Bill Belichick zwyczajowo był kurtuazyjny na konferencji prasowej po meczu z Indianapolis Colts. Przeprosił za to po wszystkim.
Monachium – Właściwie nie przywykło się do tego, że konferencje prasowe z Billem Belichickiem różnią się od siebie: krótkie odpowiedzi, wielki szacunek dla przeciwnika, odrobina sarkazmu wobec obecnych dziennikarzy i tu i ówdzie zmęczony uśmiech na zawsze te same pytania mediów.
Po porażce z Indianapolis Colts, wygląd był odpowiednio typowy. Krótkotrwały Belichick, który odegrał piłkę do reporterów: „Może wiecie, co poszło nie tak. Nie wiem” – powiedział na przykład 69-latek. To tyle, jeśli chodzi o klasycznego „Grumpy Billa”.
Poniedziałkowy poranek nie był typowy. Jak podaje „ESPN”, Belichick podobno przeprosił za swój występ na PK. „Przepraszam, jeśli sprawiałem wrażenie, że jestem z wami krótki” – cytuje jego słowa Mike Reiss.
New England Patriots: Bill Belichick przeprasza
Był sfrustrowany po przegranej, ale to nie była wina dziennikarzy, którzy tylko wykonywali swoją pracę.

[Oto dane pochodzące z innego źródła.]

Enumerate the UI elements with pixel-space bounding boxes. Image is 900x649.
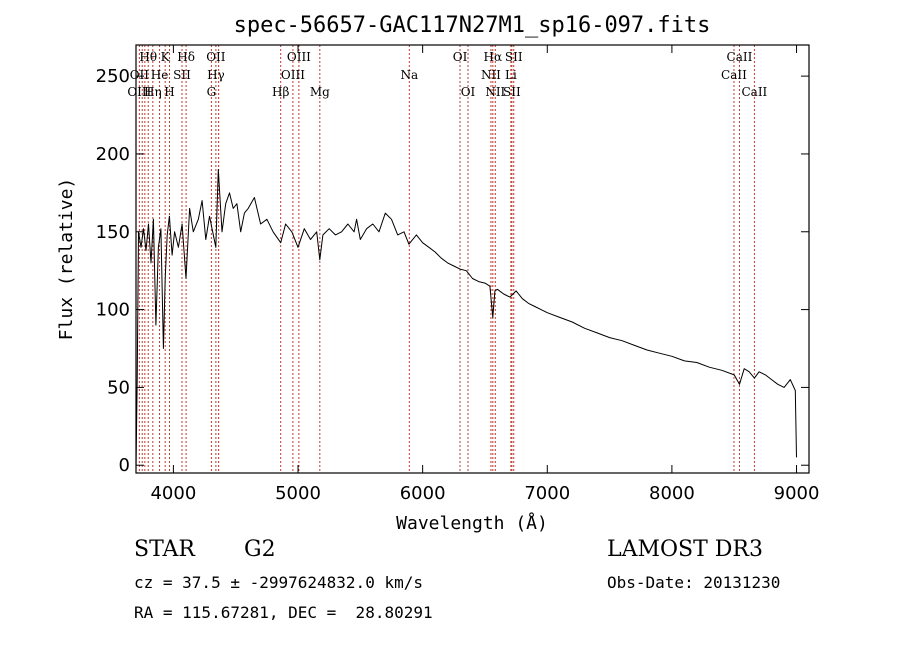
y-tick-label-0: 0 — [119, 455, 130, 476]
marker-label-6: Hα — [484, 50, 503, 64]
object-subclass: G2 — [244, 537, 276, 562]
x-tick-label-4000: 4000 — [150, 483, 196, 504]
marker-label-24: OI — [461, 85, 476, 99]
marker-label-5: OI — [453, 50, 468, 64]
marker-label-27: CaII — [741, 85, 767, 99]
marker-label-14: Na — [400, 68, 418, 82]
marker-label-23: Mg — [310, 85, 330, 99]
y-tick-label-50: 50 — [107, 377, 130, 398]
marker-label-7: SII — [505, 50, 523, 64]
coordinates-line: RA = 115.67281, DEC = 28.80291 — [134, 603, 433, 622]
marker-label-8: CaII — [727, 50, 753, 64]
marker-label-3: OII — [206, 50, 226, 64]
y-axis-label: Flux (relative) — [56, 178, 77, 341]
marker-label-13: OIII — [281, 68, 305, 82]
redshift-line: cz = 37.5 ± -2997624832.0 km/s — [134, 573, 423, 592]
x-tick-label-8000: 8000 — [649, 483, 695, 504]
marker-label-11: SII — [173, 68, 191, 82]
x-tick-label-6000: 6000 — [400, 483, 446, 504]
chart-title: spec-56657-GAC117N27M1_sp16-097.fits — [234, 13, 711, 38]
y-axis-ticks: 0 50 100 150 200 250 — [96, 66, 809, 476]
marker-label-22: Hβ — [272, 85, 289, 99]
x-tick-label-9000: 9000 — [774, 483, 820, 504]
y-tick-label-100: 100 — [96, 300, 130, 321]
survey-name: LAMOST DR3 — [607, 537, 763, 562]
marker-label-0: Hθ — [139, 50, 157, 64]
y-tick-label-200: 200 — [96, 144, 130, 165]
marker-label-4: OIII — [287, 50, 311, 64]
marker-label-21: G — [207, 85, 217, 99]
spectrum-line-0 — [135, 169, 797, 470]
marker-label-18: OIII — [127, 85, 151, 99]
marker-label-1: K — [161, 50, 171, 64]
x-tick-label-7000: 7000 — [524, 483, 570, 504]
marker-label-19: Hη — [144, 85, 162, 99]
observation-date: Obs-Date: 20131230 — [607, 573, 781, 592]
marker-label-12: Hγ — [207, 68, 225, 82]
marker-label-20: H — [164, 85, 174, 99]
x-axis-label: Wavelength (Å) — [396, 512, 548, 534]
marker-label-9: OII — [130, 68, 150, 82]
y-tick-label-150: 150 — [96, 222, 130, 243]
y-tick-label-250: 250 — [96, 66, 130, 87]
emission-line-markers — [138, 45, 755, 473]
marker-label-10: He — [151, 68, 169, 82]
object-class: STAR — [134, 537, 195, 562]
marker-label-16: Li — [505, 68, 517, 82]
marker-label-25: NII — [485, 85, 505, 99]
marker-label-15: NII — [481, 68, 501, 82]
plot-frame — [135, 44, 810, 474]
x-tick-label-5000: 5000 — [275, 483, 321, 504]
marker-label-2: Hδ — [177, 50, 195, 64]
marker-label-17: CaII — [721, 68, 747, 82]
x-axis-ticks: 4000 5000 6000 7000 8000 9000 — [150, 45, 819, 504]
marker-label-26: SII — [503, 85, 521, 99]
spectrum-series — [135, 169, 797, 470]
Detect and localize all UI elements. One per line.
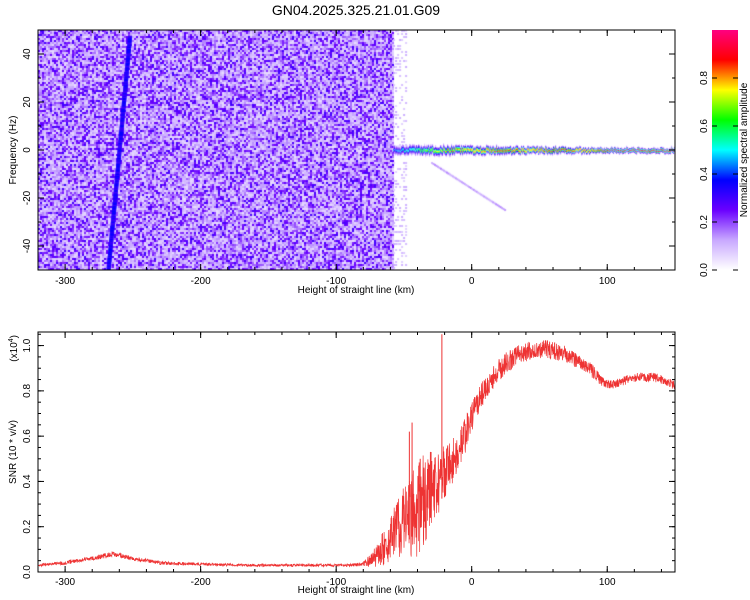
x-tick-label: -200 <box>191 577 211 588</box>
snr-multiplier-base: (x10 <box>9 342 20 362</box>
snr-x-axis-label: Height of straight line (km) <box>298 585 415 596</box>
y-tick-label: 0.0 <box>22 565 33 579</box>
x-tick-label: -300 <box>55 276 75 287</box>
snr-y-ticks: 0.0 0.2 0.4 0.6 0.8 1.0 <box>22 333 675 579</box>
x-tick-label: 100 <box>599 276 616 287</box>
y-tick-label: 0.6 <box>22 429 33 443</box>
snr-y-multiplier: (x104) <box>8 335 20 362</box>
y-tick-label: 0 <box>22 147 33 153</box>
spectrogram-y-axis-label: Frequency (Hz) <box>8 116 19 185</box>
spectrogram-x-axis-label: Height of straight line (km) <box>298 285 415 296</box>
colorbar-gradient <box>712 30 738 270</box>
snr-panel: -300 -200 -100 0 100 0.0 0.2 0.4 0.6 0.8 1.0 Heig… <box>8 331 676 596</box>
colorbar-ticks: 0.0 0.2 0.4 0.6 0.8 <box>699 71 738 277</box>
y-tick-label: 0.2 <box>22 519 33 533</box>
y-tick-label: 20 <box>22 96 33 108</box>
y-tick-label: -20 <box>22 190 33 205</box>
snr-multiplier-suffix: ) <box>9 335 20 338</box>
colorbar: 0.0 0.2 0.4 0.6 0.8 Normalized spectral ampl… <box>699 30 750 277</box>
y-tick-label: -40 <box>22 238 33 253</box>
snr-frame <box>37 331 676 573</box>
y-tick-label: 0.4 <box>22 474 33 488</box>
y-tick-label: 0.8 <box>22 383 33 397</box>
x-tick-label: 0 <box>469 577 475 588</box>
colorbar-tick-label: 0.0 <box>699 263 710 277</box>
y-tick-label: 1.0 <box>22 338 33 352</box>
x-tick-label: 100 <box>599 577 616 588</box>
spectrogram-canvas <box>38 30 675 270</box>
snr-y-axis-label: SNR (10 * v/v) <box>8 420 19 484</box>
figure-title: GN04.2025.325.21.01.G09 <box>272 2 440 18</box>
x-tick-label: -100 <box>326 276 346 287</box>
svg-text:(x104): (x104) <box>8 335 20 362</box>
spectrogram-y-ticks: -40 -20 0 20 40 <box>22 29 675 271</box>
colorbar-tick-label: 0.8 <box>699 71 710 85</box>
colorbar-tick-label: 0.4 <box>699 167 710 181</box>
x-tick-label: 0 <box>469 276 475 287</box>
colorbar-tick-label: 0.2 <box>699 215 710 229</box>
spectrogram-x-ticks: -300 -200 -100 0 100 <box>37 30 662 287</box>
colorbar-tick-label: 0.6 <box>699 119 710 133</box>
x-tick-label: -300 <box>55 577 75 588</box>
y-tick-label: 40 <box>22 48 33 60</box>
snr-spikes <box>408 334 443 540</box>
snr-multiplier-exponent: 4 <box>8 338 15 342</box>
x-tick-label: -100 <box>326 577 346 588</box>
snr-x-ticks: -300 -200 -100 0 100 <box>37 332 662 588</box>
x-tick-label: -200 <box>191 276 211 287</box>
colorbar-label: Normalized spectral amplitude <box>739 82 750 217</box>
snr-series-line <box>38 340 675 568</box>
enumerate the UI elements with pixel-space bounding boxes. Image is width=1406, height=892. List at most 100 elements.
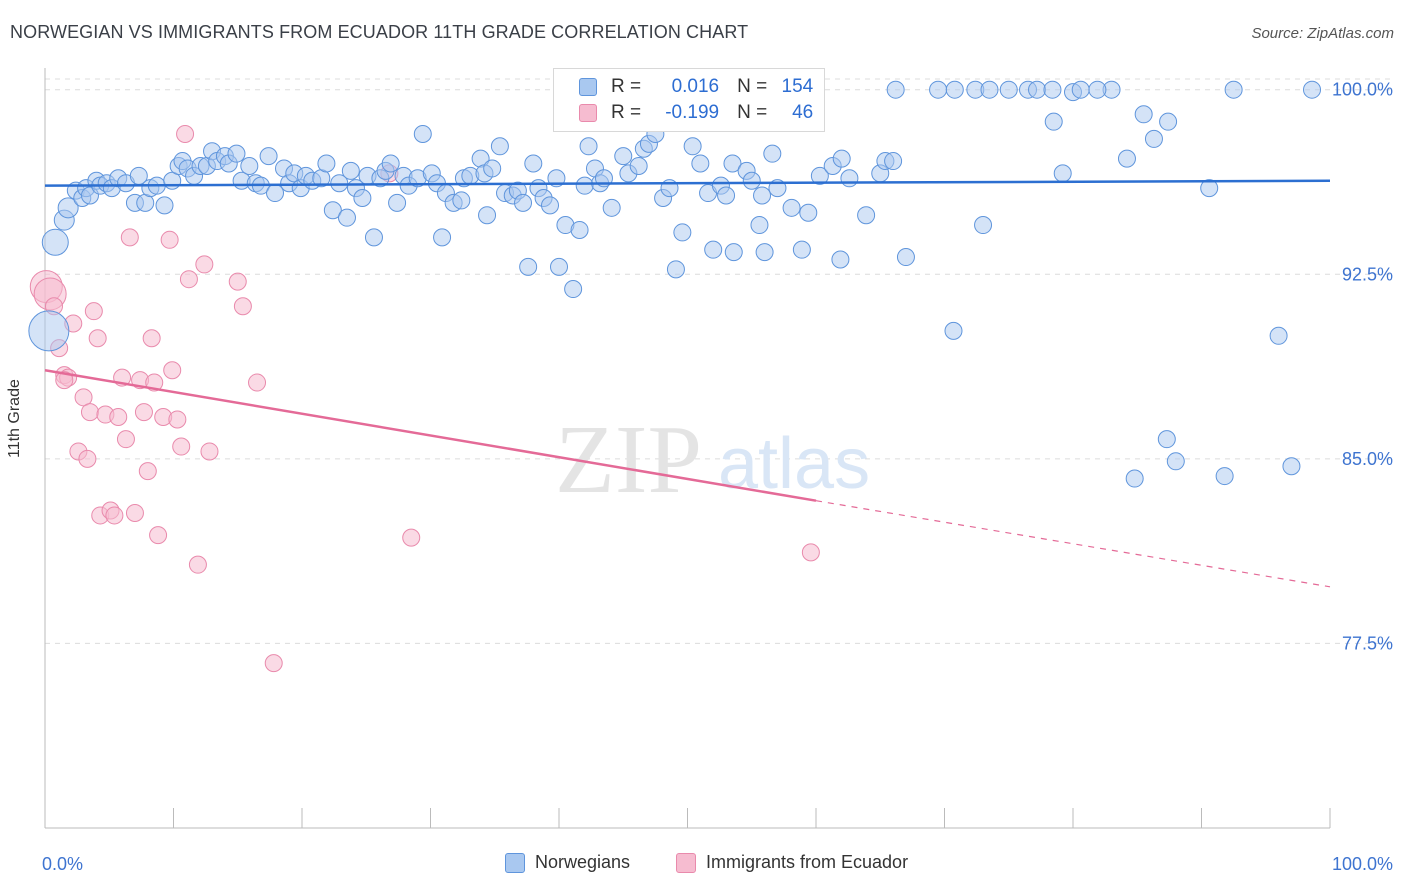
ecuador-point xyxy=(138,462,157,481)
norwegian-point xyxy=(723,154,742,173)
norwegian-point xyxy=(524,154,543,173)
tick-labels: 77.5% 85.0% 92.5% 100.0% 0.0% 100.0% xyxy=(42,80,1393,874)
ecuador-trend-extension xyxy=(815,500,1331,588)
watermark: ZIP atlas xyxy=(555,406,870,514)
norwegian-point xyxy=(570,220,589,239)
norwegian-point xyxy=(724,243,743,262)
ecuador-point xyxy=(228,272,247,291)
norwegian-point xyxy=(388,193,407,212)
norwegian-point xyxy=(266,184,285,203)
ecuador-point xyxy=(55,371,74,390)
legend-r-value: -0.199 xyxy=(665,102,720,123)
ecuador-point xyxy=(801,543,820,562)
norwegian-points xyxy=(28,80,1322,488)
legend-n-label: N = xyxy=(737,102,768,123)
norwegian-point xyxy=(381,154,400,173)
ecuador-point xyxy=(168,410,187,429)
ecuador-point xyxy=(109,408,128,427)
bottom-legend-label: Norwegians xyxy=(535,852,631,872)
norwegian-point xyxy=(1144,129,1163,148)
norwegian-point xyxy=(353,188,372,207)
ecuador-point xyxy=(134,403,153,422)
ecuador-point xyxy=(80,403,99,422)
bottom-legend-label: Immigrants from Ecuador xyxy=(706,852,909,872)
norwegian-point xyxy=(1303,80,1322,99)
norwegian-point xyxy=(944,321,963,340)
norwegian-point xyxy=(337,208,356,227)
norwegian-point xyxy=(753,186,772,205)
norwegian-point xyxy=(832,149,851,168)
chart-title: NORWEGIAN VS IMMIGRANTS FROM ECUADOR 11T… xyxy=(10,22,749,42)
norwegian-point xyxy=(452,191,471,210)
norwegian-point xyxy=(750,216,769,235)
ecuador-point xyxy=(105,506,124,525)
ecuador-point xyxy=(200,442,219,461)
legend-row-ecuador: R = -0.199 N = 46 xyxy=(579,101,813,125)
norwegian-point xyxy=(1028,80,1047,99)
norwegian-point xyxy=(810,166,829,185)
norwegian-point xyxy=(564,280,583,299)
norwegian-point xyxy=(519,257,538,276)
norwegian-point xyxy=(323,201,342,220)
ecuador-point xyxy=(163,361,182,380)
ecuador-point xyxy=(188,555,207,574)
norwegian-point xyxy=(41,228,69,256)
norwegian-point xyxy=(433,228,452,247)
watermark-atlas: atlas xyxy=(718,424,870,504)
legend-row-norwegians: R = 0.016 N = 154 xyxy=(579,75,813,99)
trend-lines xyxy=(44,179,1331,588)
norwegian-trend-line xyxy=(44,179,1331,187)
norwegian-point xyxy=(945,80,964,99)
x-tick-label-min: 0.0% xyxy=(42,854,83,874)
ecuador-point xyxy=(248,373,267,392)
norwegian-point xyxy=(857,206,876,225)
ecuador-point xyxy=(142,329,161,348)
norwegian-point xyxy=(1134,105,1153,124)
norwegian-point xyxy=(1157,430,1176,449)
norwegian-point xyxy=(974,216,993,235)
ecuador-point xyxy=(116,430,135,449)
norwegian-point xyxy=(602,198,621,217)
norwegian-point xyxy=(259,147,278,166)
legend-r-value: 0.016 xyxy=(671,76,720,97)
source-label: Source: ZipAtlas.com xyxy=(1251,25,1394,42)
norwegian-point xyxy=(1200,179,1219,198)
ecuador-point xyxy=(195,255,214,274)
legend: R = 0.016 N = 154 R = -0.199 N = 46 xyxy=(553,68,825,132)
norwegian-point xyxy=(575,176,594,195)
norwegian-point xyxy=(782,198,801,217)
norwegian-point xyxy=(483,159,502,178)
norwegian-point xyxy=(666,260,685,279)
norwegian-point xyxy=(1117,149,1136,168)
bottom-legend-swatch-pink xyxy=(676,852,696,873)
norwegian-point xyxy=(413,124,432,143)
ecuador-point xyxy=(264,654,283,673)
norwegian-point xyxy=(330,174,349,193)
norwegian-point xyxy=(57,197,79,219)
norwegian-point xyxy=(683,137,702,156)
norwegian-point xyxy=(1044,112,1063,131)
norwegian-point xyxy=(886,80,905,99)
norwegian-point xyxy=(1088,80,1107,99)
norwegian-point xyxy=(763,144,782,163)
norwegian-point xyxy=(541,196,560,215)
norwegian-point xyxy=(792,240,811,259)
legend-n-value: 46 xyxy=(792,102,814,123)
ecuador-point xyxy=(120,228,139,247)
bottom-legend-norwegians: Norwegians xyxy=(505,852,630,873)
norwegian-point xyxy=(240,156,259,175)
norwegian-point xyxy=(1224,80,1243,99)
norwegian-point xyxy=(896,248,915,267)
norwegian-point xyxy=(980,80,999,99)
legend-n-value: 154 xyxy=(781,76,814,97)
norwegian-point xyxy=(884,152,903,171)
ecuador-point xyxy=(78,449,97,468)
x-tick-label-max: 100.0% xyxy=(1332,854,1393,874)
legend-swatch-blue xyxy=(579,78,597,96)
norwegian-point xyxy=(317,154,336,173)
norwegian-point xyxy=(1215,467,1234,486)
legend-n-label: N = xyxy=(737,76,768,97)
ecuador-point xyxy=(233,297,252,316)
norwegian-point xyxy=(514,193,533,212)
legend-swatch-pink xyxy=(579,104,597,122)
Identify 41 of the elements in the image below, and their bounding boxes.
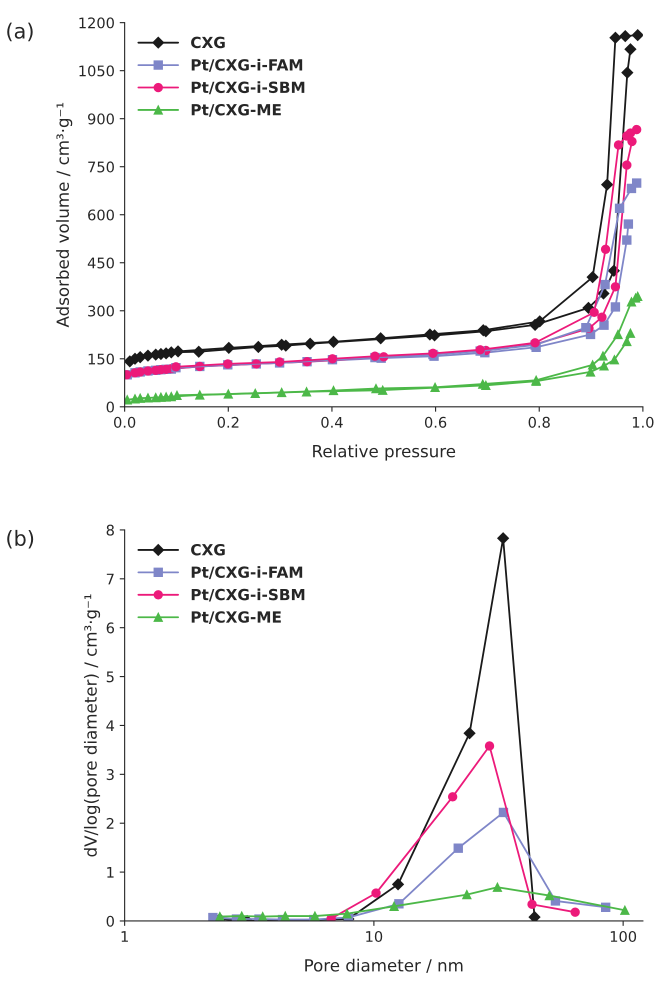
legend-label: Pt/CXG-i-SBM <box>192 588 304 602</box>
y-axis-title: dV/log(pore diameter) / cm³·g⁻¹ <box>84 594 100 857</box>
legend-label: Pt/CXG-i-FAM <box>192 566 302 580</box>
y-tick-label: 1050 <box>79 65 114 76</box>
y-tick-label: 5 <box>106 671 114 682</box>
x-tick-label: 10 <box>366 930 382 942</box>
x-tick-label: 1 <box>122 931 128 942</box>
y-axis-title: Adsorbed volume / cm³·g⁻¹ <box>56 102 72 328</box>
y-tick-label: 0 <box>106 402 114 413</box>
y-tick-label: 750 <box>88 161 114 172</box>
x-axis-title: Pore diameter / nm <box>305 958 462 973</box>
legend-label: Pt/CXG-ME <box>192 611 281 624</box>
x-tick-label: 0.4 <box>321 416 343 428</box>
chart-title: (b) <box>7 530 34 549</box>
y-tick-label: 7 <box>106 574 114 584</box>
legend-label: Pt/CXG-i-FAM <box>192 58 302 72</box>
y-tick-label: 900 <box>88 113 114 124</box>
x-tick-label: 0.6 <box>424 416 446 428</box>
y-tick-label: 1200 <box>79 17 114 28</box>
y-tick-label: 600 <box>88 209 114 220</box>
y-tick-label: 300 <box>88 305 114 317</box>
y-tick-label: 0 <box>106 916 114 927</box>
legend-label: Pt/CXG-ME <box>192 104 281 117</box>
y-tick-label: 3 <box>106 769 114 780</box>
y-tick-label: 450 <box>88 257 114 268</box>
x-axis-title: Relative pressure <box>313 444 456 461</box>
y-tick-label: 1 <box>107 867 114 878</box>
legend-label: CXG <box>191 544 225 556</box>
legend-label: Pt/CXG-i-SBM <box>192 81 304 94</box>
y-tick-label: 2 <box>106 818 114 829</box>
x-tick-label: 100 <box>610 930 636 942</box>
x-tick-label: 0.0 <box>114 416 136 428</box>
y-tick-label: 8 <box>106 524 114 536</box>
x-tick-label: 0.8 <box>528 416 550 428</box>
legend-label: CXG <box>191 36 225 48</box>
y-tick-label: 6 <box>106 622 114 634</box>
x-tick-label: 1.0 <box>632 416 654 428</box>
y-tick-label: 150 <box>88 354 114 365</box>
y-tick-label: 4 <box>106 720 114 731</box>
x-tick-label: 0.2 <box>218 416 238 428</box>
chart-title: (a) <box>7 22 33 42</box>
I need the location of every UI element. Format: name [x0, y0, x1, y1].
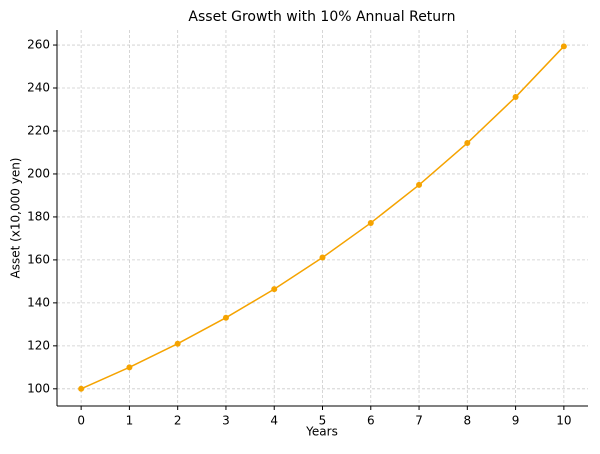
data-point [222, 314, 229, 321]
y-tick-label: 260 [27, 38, 50, 52]
data-point [512, 94, 519, 101]
data-point [271, 286, 278, 293]
y-tick-label: 120 [27, 338, 50, 352]
x-tick-label: 1 [126, 414, 134, 428]
x-tick-label: 9 [512, 414, 520, 428]
data-point [174, 340, 181, 347]
data-point [319, 254, 326, 261]
y-tick-label: 180 [27, 209, 50, 223]
x-tick-label: 5 [319, 414, 327, 428]
data-point [78, 385, 85, 392]
chart-title: Asset Growth with 10% Annual Return [188, 9, 455, 25]
data-point [126, 364, 133, 371]
x-tick-label: 7 [415, 414, 423, 428]
data-point [464, 140, 471, 147]
x-tick-label: 4 [270, 414, 278, 428]
x-tick-label: 2 [174, 414, 182, 428]
x-tick-label: 10 [556, 414, 571, 428]
y-tick-label: 100 [27, 381, 50, 395]
data-point [560, 43, 567, 50]
x-tick-label: 3 [222, 414, 230, 428]
y-tick-label: 200 [27, 166, 50, 180]
x-tick-label: 8 [463, 414, 471, 428]
y-tick-label: 160 [27, 252, 50, 266]
y-tick-label: 220 [27, 123, 50, 137]
y-tick-label: 240 [27, 81, 50, 95]
data-point [416, 181, 423, 188]
x-axis-label: Years [305, 425, 338, 439]
x-tick-label: 6 [367, 414, 375, 428]
x-tick-label: 0 [77, 414, 85, 428]
data-point [367, 219, 374, 226]
y-axis-label: Asset (x10,000 yen) [9, 158, 23, 279]
y-tick-label: 140 [27, 295, 50, 309]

Without a particularly big freak-out or slip-up, the apology after what should have been an ordinary press conference comes as quite surprise. Dziennikarze powinni być jednak zadowoleni z łagodnego tonu, jakim posługuje się zwykle zrzędliwy główny trener Patriotów.
Teraz okaże się, w jakim nastroju zaprezentuje się podczas kolejnej rundy medialnej.